Ahora bien, a pesar de que el artículo 246 constitucional impuso un mandato consistente en la  
expedición de una ley para la coordinación entre la Jurisdicción Especial Indígena y el Sistema Judicial  
Nacional, a la fecha no se ha expedido la respectiva normativa.  
Sin embargo, en una actuación conjunta y articulada entre el Gobierno Nacional, el Consejo Superior de  
la Judicatura y los pueblos indígenas del país, el 16 de octubre de 2024, radicaron el proyecto de ley  
que establece mecanismos de coordinación entre la Rama Judicial Nacional y la Jurisdicción Especial  
Indígena, identificado inicialmente con el número ¨PL 287 de 2024 S¨.  
El referido proyecto de ley propuso una serie de principios claves para lograr una adecuada  
coordinación y armonización de los dos sistemas de justicia, a saber:  
Pluralismo Jurídico: Permite que varios sistemas de justicia coexistan y se desarrollen, asegurando  
que todos sean tratados con respeto y en igualdad de condiciones.  
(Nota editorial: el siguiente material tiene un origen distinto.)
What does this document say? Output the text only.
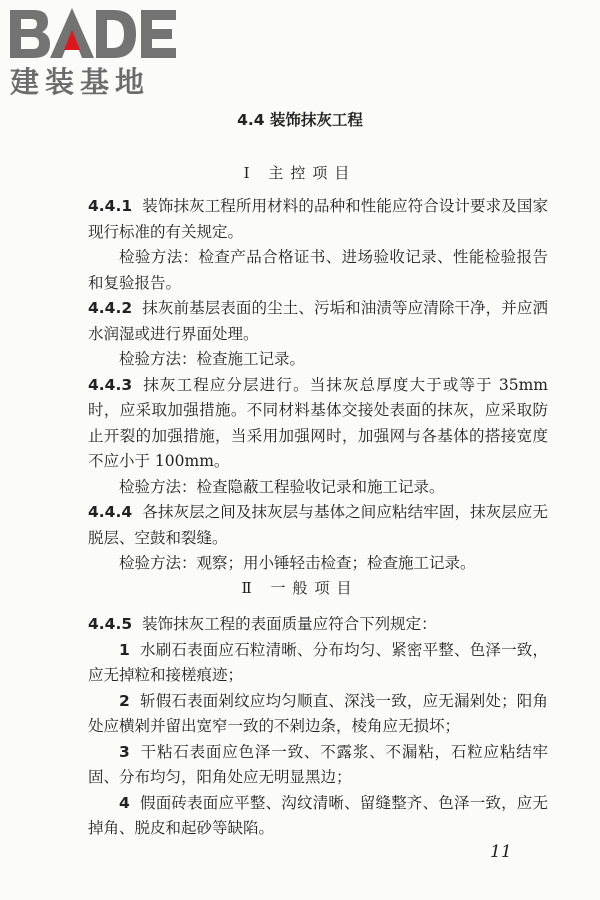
建装基地
4.4 装饰抹灰工程
Ⅰ 主控项目

4.4.1 装饰抹灰工程所用材料的品种和性能应符合设计要求及国家现行标准的有关规定。

检验方法：检查产品合格证书、进场验收记录、性能检验报告和复验报告。

4.4.2 抹灰前基层表面的尘土、污垢和油渍等应清除干净，并应洒水润湿或进行界面处理。

检验方法：检查施工记录。

4.4.3 抹灰工程应分层进行。当抹灰总厚度大于或等于 35mm 时，应采取加强措施。不同材料基体交接处表面的抹灰，应采取防止开裂的加强措施，当采用加强网时，加强网与各基体的搭接宽度不应小于 100mm。

检验方法：检查隐蔽工程验收记录和施工记录。

4.4.4 各抹灰层之间及抹灰层与基体之间应粘结牢固，抹灰层应无脱层、空鼓和裂缝。

检验方法：观察；用小锤轻击检查；检查施工记录。

Ⅱ 一般项目

4.4.5 装饰抹灰工程的表面质量应符合下列规定：

1 水刷石表面应石粒清晰、分布均匀、紧密平整、色泽一致，应无掉粒和接槎痕迹；

2 斩假石表面剁纹应均匀顺直、深浅一致，应无漏剁处；阳角处应横剁并留出宽窄一致的不剁边条，棱角应无损坏；

3 干粘石表面应色泽一致、不露浆、不漏粘，石粒应粘结牢固、分布均匀，阳角处应无明显黑边；

4 假面砖表面应平整、沟纹清晰、留缝整齐、色泽一致，应无掉角、脱皮和起砂等缺陷。

11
Interculturalidad: Reconoce y valora las diferencias. culturales, promoviendo el respeto y la adaptación  
a estas diversidades.  
Respeto por la Cosmovisión: Fomenta la comprensión y el aprecio por las visiones del mundo y el  
pensamiento de otras culturas.  
Autonomía de las Comunidades Indígenas: Defiende el derecho de las comunidades indígenas a  
gestionar sus propias formas de justicia.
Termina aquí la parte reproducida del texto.